At Barclay Center Tuesday night, Sia Furler was the anti-Britney Spears –Britney danced but didn’t sing, Britney was in the middle of the proceedings, she was the proceedings at her Vegas show. SIa sang but she didn’t dance, didn’t move from under her black and blonde wig except to go further and further into the corner. The sound was great (though taped? I didn’t see any band), the vocals stupendous, that powerful pop maestro deep feel 2016 bellowness, but as a performance by Sia it was nonexistent. Maddie Ziegler (the “Dance Moms” break out star), her 14 year old emotive stand in, was a frenetic replacement, and a visitation by Kristin Wiig added a little to the multi-platform art and dance presentation, but all put together Sia’s “Nostalgic For The Present” was not a very good show.
Sia was born to be a songwriter, suffering from crippling shyness and, I assume, stage fright, she is uncomfortable to the point of bizarreness, in the public eye. From 2011, when hits for Flo Rida, and also her titanic, game changer David Guetta produced and arranged “Titanium”, she broke free and smasherinos for the likes of Rihanna followed. And not just “Diamonds”, three songs on the Britney Spears album before last, Travis McCoy, Bleachers, Kanye West… on and on. But even that wasn’t enough, so last year she put together all the songs rejected by rock stars and recorded them herself, on This Is Acting. A very good album, the apex of populism as self-expression. “Cheap Thrills” has been on the Singles charts for most of the year. Sia is the great artist of EDM, Max Martin is a pop machine, but Sia is a real songwriter, a true master of modern pop, a woman who puts herself in the middle of mainstream pop songs.
Tuesday’s concert should have been the accumulation, the highlight, of her brilliant career. Certainly, the opening acts were pretty darn impressive. Alunageorge are a top pop EDM duo from the UK, and Miguel? Miguel I almost went to T5 to see last year. Wild Heart was absolutely the equal of the Weeknd’s Beauty behind The Madness, “The Valley” was the equal of “The Hills” even if it didn’t translate as expected saleswise. Neither act were that hot live on stage, Aluna Francis, is a classic beauty, and an arresting presence on stage, helped by a live drummer as well as IT man George Reid, but the stage was bathed so darkly, all of it was wasted. As for Miguel, I’ve seen Miguel before and my sense was that he was seriously, seriously holding back: this boring, slow set, with a truly useless “contest” between the various sides of the room as to who can sing loudest, brought the evening to a complete standstill. An atrocious set and a huge misstep, the only saving grace was that if Miguel had given it everything he had, they’d be still picking up the pieces from Sia’s performances, he’d have smashed it so thoroughly.

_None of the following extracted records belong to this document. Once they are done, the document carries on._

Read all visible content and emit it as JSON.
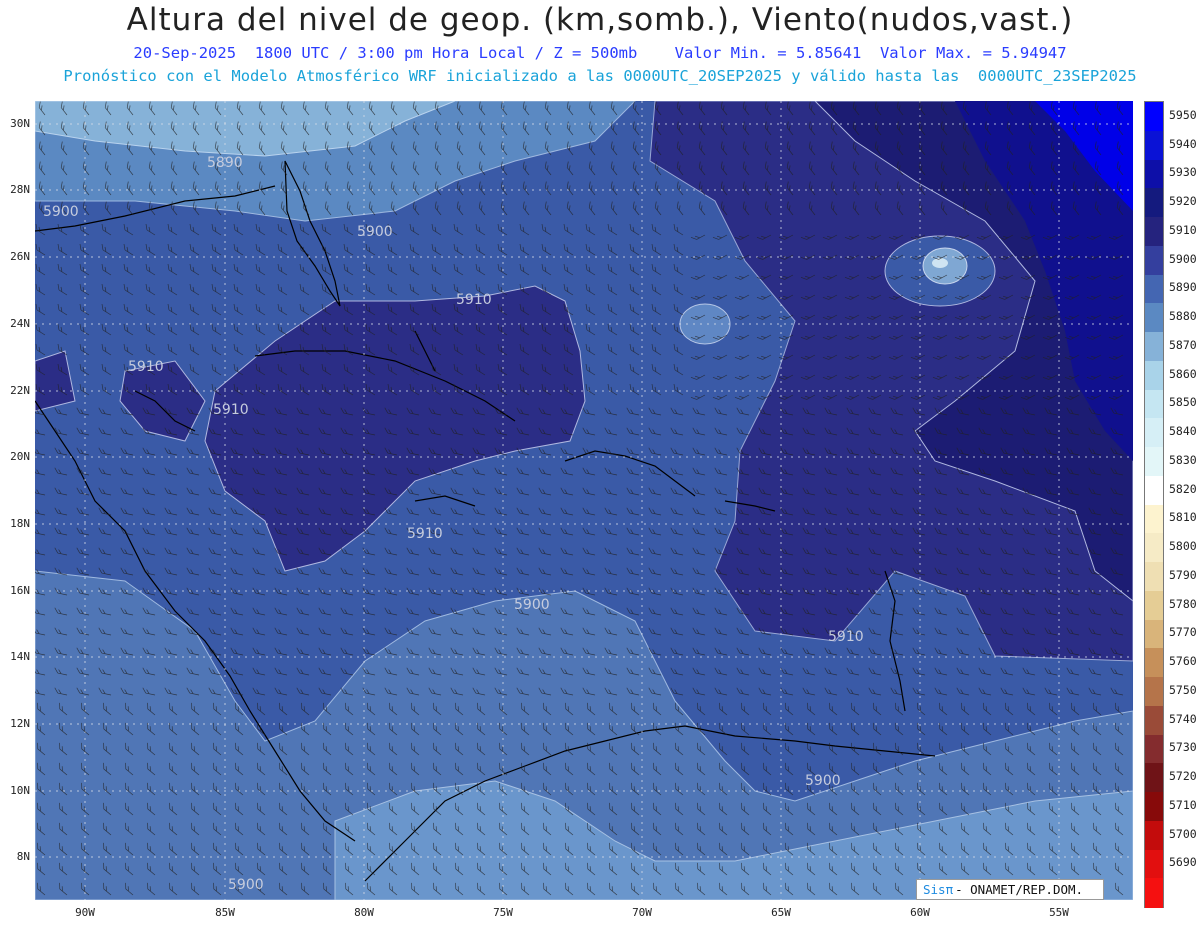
{
  "title": "Altura del nivel de geop. (km,somb.), Viento(nudos,vast.)",
  "subtitle_line1": "20-Sep-2025  1800 UTC / 3:00 pm Hora Local / Z = 500mb    Valor Min. = 5.85641  Valor Max. = 5.94947",
  "subtitle_line2": "Pronóstico con el Modelo Atmosférico WRF inicializado a las 0000UTC_20SEP2025 y válido hasta las  0000UTC_23SEP2025",
  "y_ticks": [
    "30N",
    "28N",
    "26N",
    "24N",
    "22N",
    "20N",
    "18N",
    "16N",
    "14N",
    "12N",
    "10N",
    "8N"
  ],
  "x_ticks": [
    "90W",
    "85W",
    "80W",
    "75W",
    "70W",
    "65W",
    "60W",
    "55W"
  ],
  "contour_labels": [
    "5890",
    "5900",
    "5900",
    "5910",
    "5910",
    "5910",
    "5910",
    "5900",
    "5910",
    "5900",
    "5900"
  ],
  "legend": {
    "levels": [
      "5950",
      "5940",
      "5930",
      "5920",
      "5910",
      "5900",
      "5890",
      "5880",
      "5870",
      "5860",
      "5850",
      "5840",
      "5830",
      "5820",
      "5810",
      "5800",
      "5790",
      "5780",
      "5770",
      "5760",
      "5750",
      "5740",
      "5730",
      "5720",
      "5710",
      "5700",
      "5690"
    ],
    "colors": [
      "#0000ff",
      "#0a12d6",
      "#0d0fa8",
      "#141a7e",
      "#25237e",
      "#343f9e",
      "#4466b2",
      "#5b89c2",
      "#86b2d8",
      "#a9d3e9",
      "#c5e6f2",
      "#d6eff6",
      "#e3f6f8",
      "#ffffff",
      "#fdf3cf",
      "#f6ebc6",
      "#efdfb3",
      "#e5cd95",
      "#d9b47a",
      "#c6905a",
      "#b5744a",
      "#9a4b38",
      "#842c2e",
      "#6f1317",
      "#870a0a",
      "#c30c0c",
      "#e20f0f",
      "#f51010"
    ]
  },
  "credit_symbol": "Sisπ",
  "credit_text": "- ONAMET/REP.DOM."
}
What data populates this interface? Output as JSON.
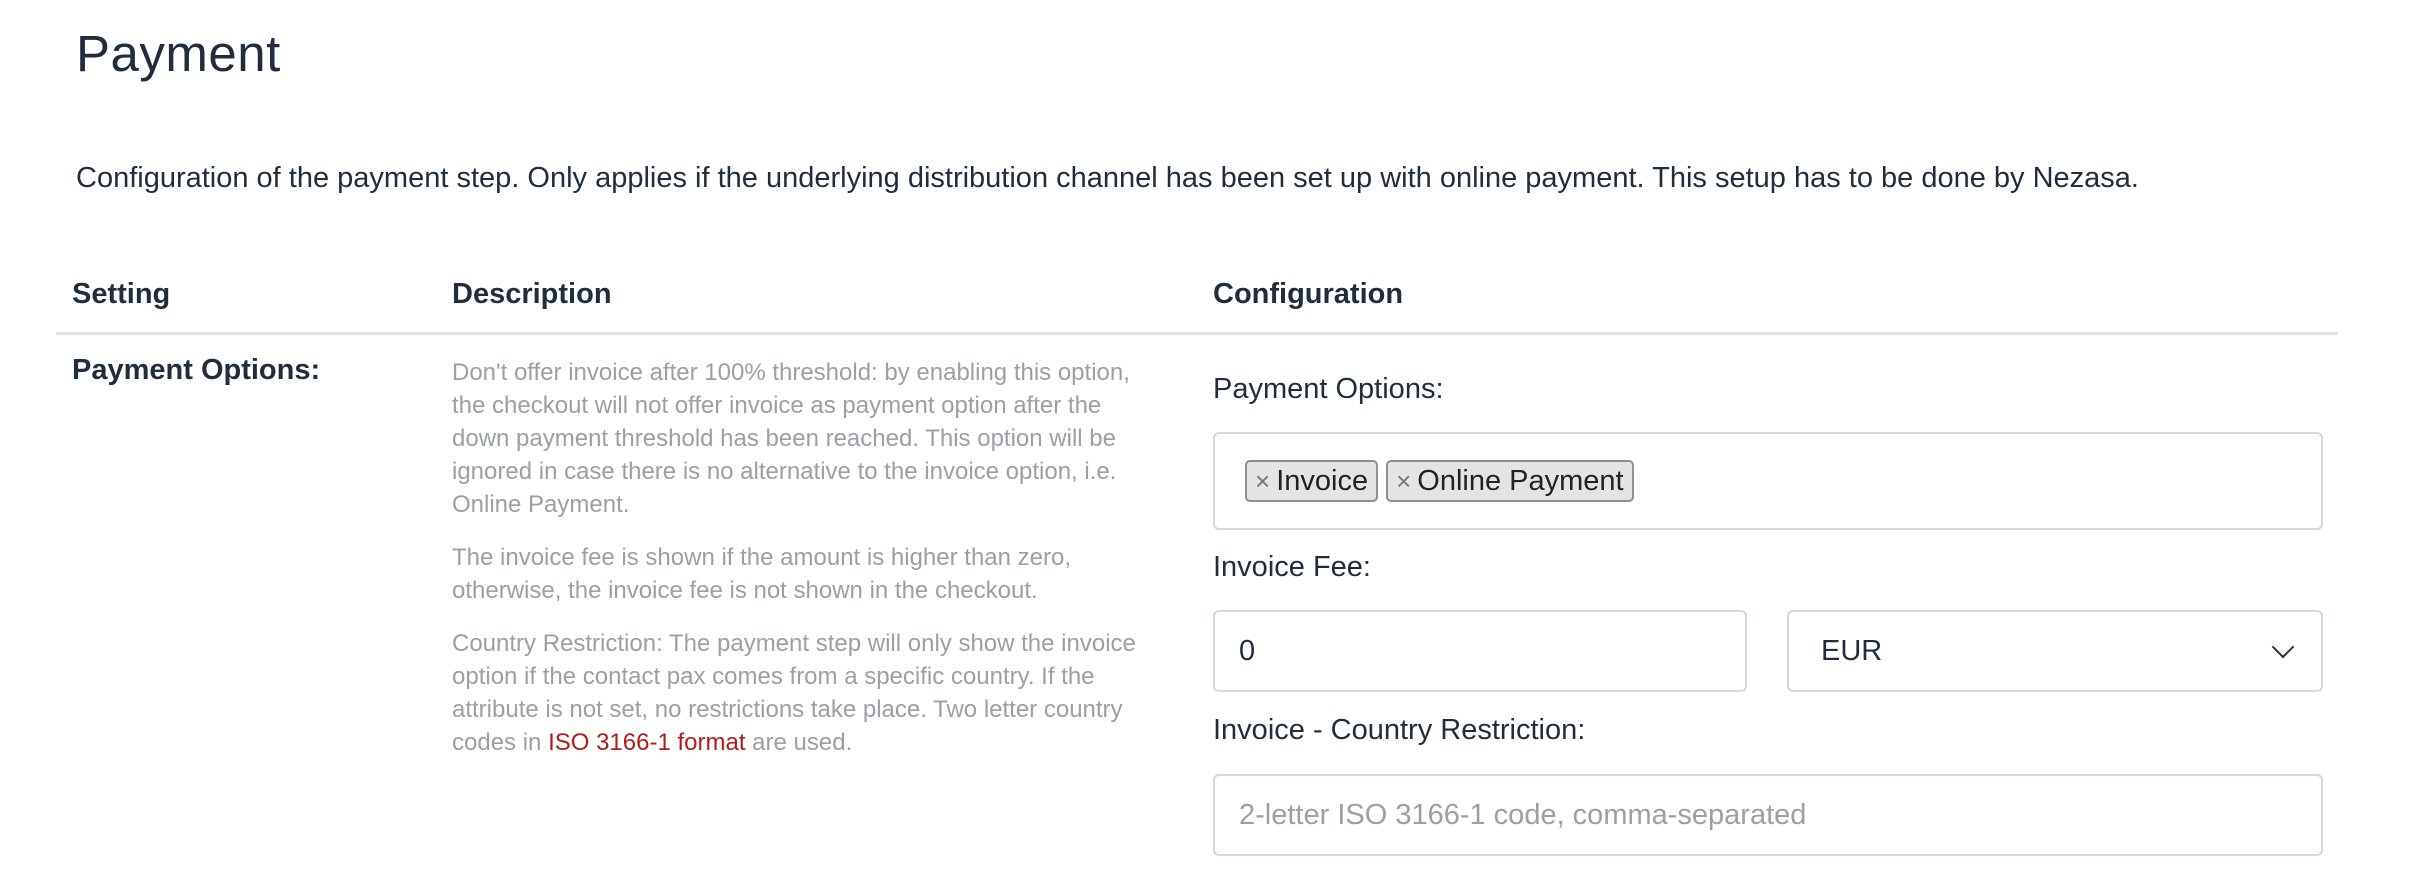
{
  "page": {
    "title": "Payment",
    "intro": "Configuration of the payment step. Only applies if the underlying distribution channel has been set up with online payment. This setup has to be done by Nezasa."
  },
  "table": {
    "headers": {
      "setting": "Setting",
      "description": "Description",
      "configuration": "Configuration"
    }
  },
  "row": {
    "setting": "Payment Options:",
    "description": {
      "p1": "Don't offer invoice after 100% threshold: by enabling this option, the checkout will not offer invoice as payment option after the down payment threshold has been reached. This option will be ignored in case there is no alternative to the invoice option, i.e. Online Payment.",
      "p2": "The invoice fee is shown if the amount is higher than zero, otherwise, the invoice fee is not shown in the checkout.",
      "p3_before": "Country Restriction: The payment step will only show the invoice option if the contact pax comes from a specific country. If the attribute is not set, no restrictions take place. Two letter country codes in ",
      "p3_link": "ISO 3166-1 format",
      "p3_after": " are used."
    },
    "config": {
      "payment_options_label": "Payment Options:",
      "payment_options": [
        {
          "remove": "×",
          "label": "Invoice"
        },
        {
          "remove": "×",
          "label": "Online Payment"
        }
      ],
      "invoice_fee_label": "Invoice Fee:",
      "invoice_fee_value": "0",
      "currency_selected": "EUR",
      "country_label": "Invoice - Country Restriction:",
      "country_placeholder": "2-letter ISO 3166-1 code, comma-separated",
      "country_value": ""
    }
  },
  "colors": {
    "text": "#1f2d3d",
    "muted": "#9aa0a6",
    "link": "#b31b1b",
    "border": "#d3d8de"
  },
  "icons": {
    "currency_dropdown": "chevron-down-icon",
    "tag_remove": "close-icon"
  }
}
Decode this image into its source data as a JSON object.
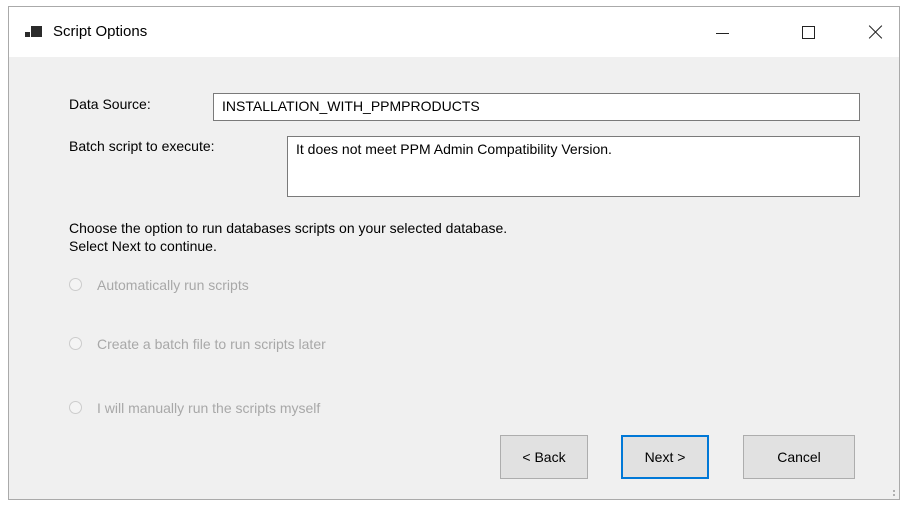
{
  "window": {
    "title": "Script Options"
  },
  "form": {
    "data_source_label": "Data Source:",
    "data_source_value": "INSTALLATION_WITH_PPMPRODUCTS",
    "batch_label": "Batch script to execute:",
    "batch_value": "It does not meet PPM Admin Compatibility Version.",
    "instructions": [
      "Choose the option to run databases scripts on your selected database.",
      "Select Next to continue."
    ],
    "options": [
      {
        "label": "Automatically run scripts",
        "enabled": false,
        "selected": false
      },
      {
        "label": "Create a batch file to run scripts later",
        "enabled": false,
        "selected": false
      },
      {
        "label": "I will manually run the scripts myself",
        "enabled": false,
        "selected": false
      }
    ]
  },
  "buttons": {
    "back": "< Back",
    "next": "Next >",
    "cancel": "Cancel"
  },
  "colors": {
    "focus_border": "#0078d7",
    "disabled_text": "#a8a8a8",
    "dialog_bg": "#f0f0f0"
  }
}
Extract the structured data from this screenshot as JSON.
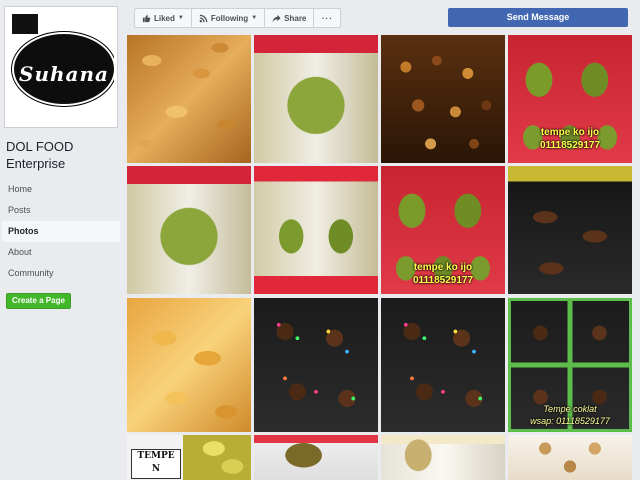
{
  "profile": {
    "logo_text": "Suhana",
    "page_name_line1": "DOL FOOD",
    "page_name_line2": "Enterprise"
  },
  "nav": {
    "items": [
      {
        "label": "Home"
      },
      {
        "label": "Posts"
      },
      {
        "label": "Photos",
        "active": true
      },
      {
        "label": "About"
      },
      {
        "label": "Community"
      }
    ],
    "create_page_label": "Create a Page"
  },
  "header": {
    "liked_label": "Liked",
    "following_label": "Following",
    "share_label": "Share",
    "more_label": "···",
    "send_message_label": "Send Message"
  },
  "photos": {
    "captions": {
      "green_jars_1_line1": "tempe ko ijo",
      "green_jars_1_line2": "01118529177",
      "green_jars_2_line1": "tempe ko ijo",
      "green_jars_2_line2": "01118529177",
      "choc_grid_line1": "Tempe coklat",
      "choc_grid_line2": "wsap: 01118529177",
      "tempe_label": "TEMPE N"
    }
  },
  "colors": {
    "accent_blue": "#4267b2",
    "create_green": "#42b72a",
    "caption_yellow": "#ffff4d",
    "background": "#e9ebee"
  },
  "icons": {
    "liked": "thumbs-up-icon",
    "following": "rss-icon",
    "share": "share-arrow-icon"
  }
}
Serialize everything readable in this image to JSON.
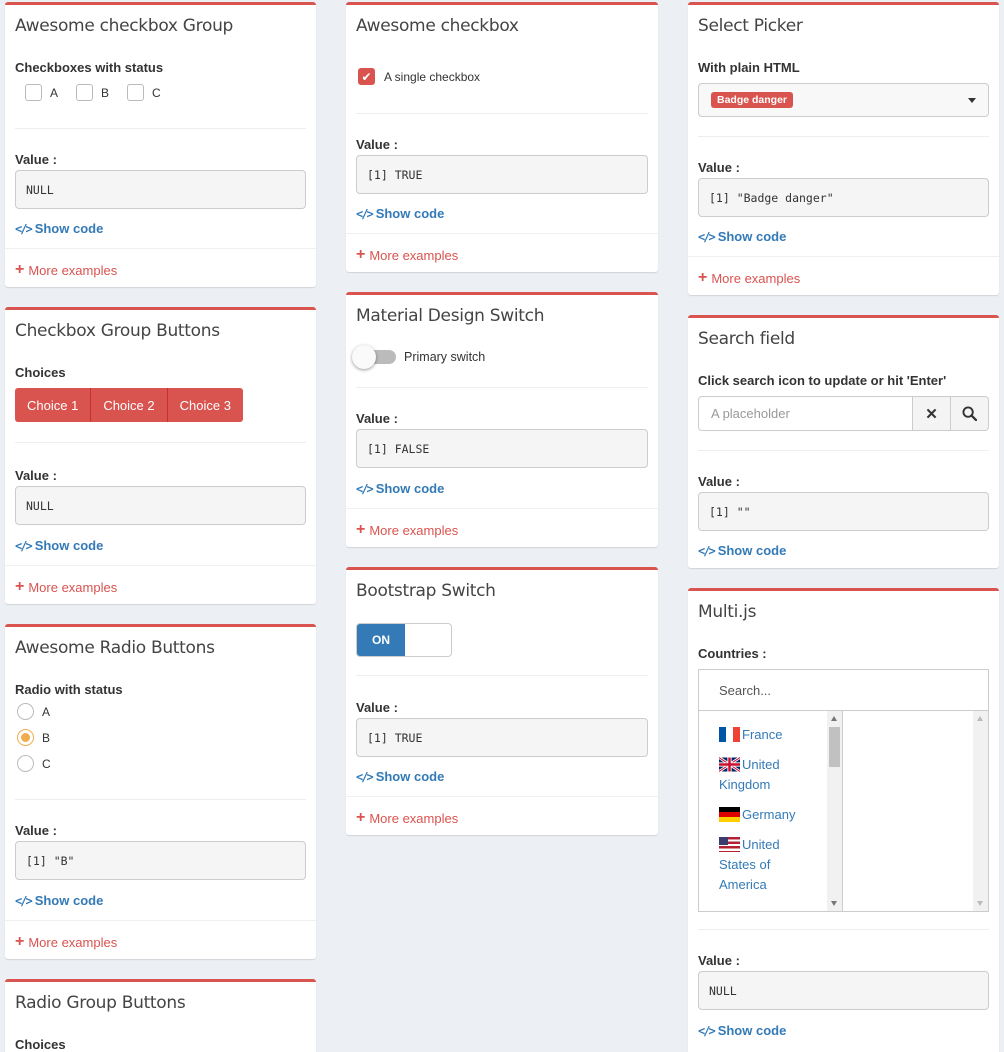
{
  "common": {
    "value_label": "Value :",
    "show_code": "Show code",
    "more_examples": "More examples"
  },
  "col1": {
    "awesome_checkbox_group": {
      "title": "Awesome checkbox Group",
      "label": "Checkboxes with status",
      "options": [
        "A",
        "B",
        "C"
      ],
      "value": "NULL"
    },
    "checkbox_group_buttons": {
      "title": "Checkbox Group Buttons",
      "label": "Choices",
      "options": [
        "Choice 1",
        "Choice 2",
        "Choice 3"
      ],
      "value": "NULL"
    },
    "awesome_radio": {
      "title": "Awesome Radio Buttons",
      "label": "Radio with status",
      "options": [
        "A",
        "B",
        "C"
      ],
      "selected": "B",
      "value": "[1] \"B\""
    },
    "radio_group_buttons": {
      "title": "Radio Group Buttons",
      "label": "Choices"
    }
  },
  "col2": {
    "awesome_checkbox": {
      "title": "Awesome checkbox",
      "checkbox_label": "A single checkbox",
      "checked": true,
      "value": "[1] TRUE"
    },
    "material_switch": {
      "title": "Material Design Switch",
      "switch_label": "Primary switch",
      "value": "[1] FALSE"
    },
    "bootstrap_switch": {
      "title": "Bootstrap Switch",
      "on_label": "ON",
      "value": "[1] TRUE"
    }
  },
  "col3": {
    "select_picker": {
      "title": "Select Picker",
      "label": "With plain HTML",
      "selected_badge": "Badge danger",
      "value": "[1] \"Badge danger\""
    },
    "search_field": {
      "title": "Search field",
      "label": "Click search icon to update or hit 'Enter'",
      "placeholder": "A placeholder",
      "value": "[1] \"\""
    },
    "multijs": {
      "title": "Multi.js",
      "label": "Countries :",
      "search_placeholder": "Search...",
      "countries": [
        "France",
        "United Kingdom",
        "Germany",
        "United States of America"
      ],
      "value": "NULL"
    }
  },
  "colors": {
    "accent": "#d9534f",
    "link": "#337ab7",
    "radio": "#f0ad4e"
  }
}
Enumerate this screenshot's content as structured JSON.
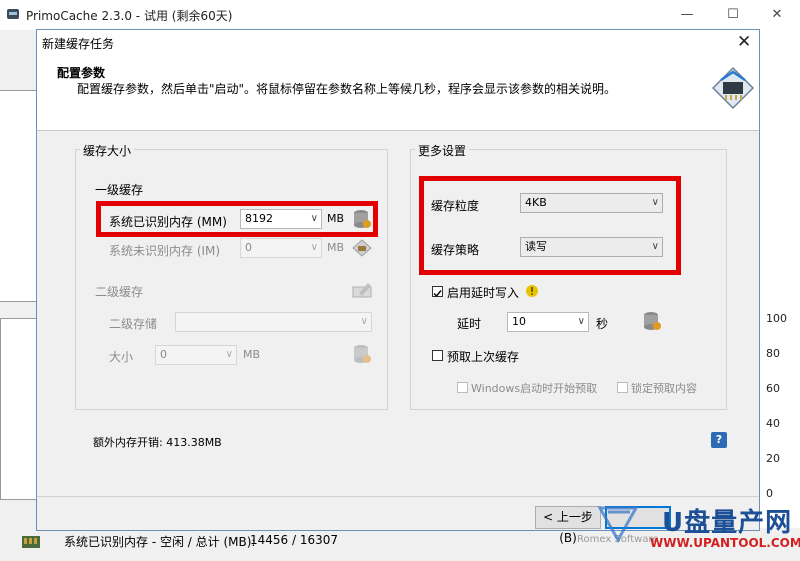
{
  "main_window": {
    "title": "PrimoCache 2.3.0 - 试用 (剩余60天)",
    "status_label": "系统已识别内存 - 空闲 / 总计 (MB):",
    "status_value": "14456 / 16307",
    "footer_text": "Romex Software",
    "axis_values": [
      "100",
      "80",
      "60",
      "40",
      "20",
      "0"
    ]
  },
  "dialog": {
    "title": "新建缓存任务",
    "header": {
      "title": "配置参数",
      "description": "配置缓存参数，然后单击\"启动\"。将鼠标停留在参数名称上等候几秒，程序会显示该参数的相关说明。"
    },
    "cache_size": {
      "group_title": "缓存大小",
      "level1_title": "一级缓存",
      "recognized_label": "系统已识别内存 (MM)",
      "recognized_value": "8192",
      "recognized_unit": "MB",
      "unrecognized_label": "系统未识别内存 (IM)",
      "unrecognized_value": "0",
      "unrecognized_unit": "MB",
      "level2_title": "二级缓存",
      "level2_storage_label": "二级存储",
      "level2_size_label": "大小",
      "level2_size_value": "0",
      "level2_size_unit": "MB",
      "overhead": "额外内存开销: 413.38MB"
    },
    "more_settings": {
      "group_title": "更多设置",
      "granularity_label": "缓存粒度",
      "granularity_value": "4KB",
      "strategy_label": "缓存策略",
      "strategy_value": "读写",
      "defer_write_label": "启用延时写入",
      "defer_write_checked": true,
      "delay_label": "延时",
      "delay_value": "10",
      "delay_unit": "秒",
      "prefetch_label": "预取上次缓存",
      "prefetch_checked": false,
      "prefetch_on_start_label": "Windows启动时开始预取",
      "lock_prefetch_label": "锁定预取内容"
    },
    "buttons": {
      "back": "< 上一步(B)",
      "help": "?"
    }
  },
  "watermark": {
    "brand": "U盘量产网",
    "url": "WWW.UPANTOOL.COM"
  },
  "colors": {
    "highlight": "#e30000",
    "dialog_border": "#6d8fb8",
    "help_blue": "#2d6ab4",
    "warning_yellow": "#e8c400"
  }
}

Maddie Zeigler is fourteen years old, and her interpretive dancing is fine as far as I know (I was impressed with her “Elastic Heart” video), but it was interpretive dancing in a 18K seater built for rock stars and hoops, it was strange, uncomfortable and zero fun to watch. I’ll go to a Twyla Tharpe show as much as the next person, and I admired Twyla’s Dylan dance recital on Broadway much more than most, and if that was what this was, then fine. But we were paying top dollar to see a popstar perform her songs, and if her excuse is “I’m shy” –well, then don’t tour. This was much more “canned” then Britney. Britney might have not sung (or at best, sung along to) her songs, but it was a big, beautiful presentation that gave us what we wanted: proximity and joy. Sia gave us neither. Was she happy? Sad? Involved? Devalued? I have no clue. I had no reaction to the dance, except to say, it wasn’t very dancey at all, the stage production was none existent, and the prices were too expensive to watch some people flay about while Sia hid.
Sia should never have toured like this, it was a total rip off and I wish I hadn’t gone.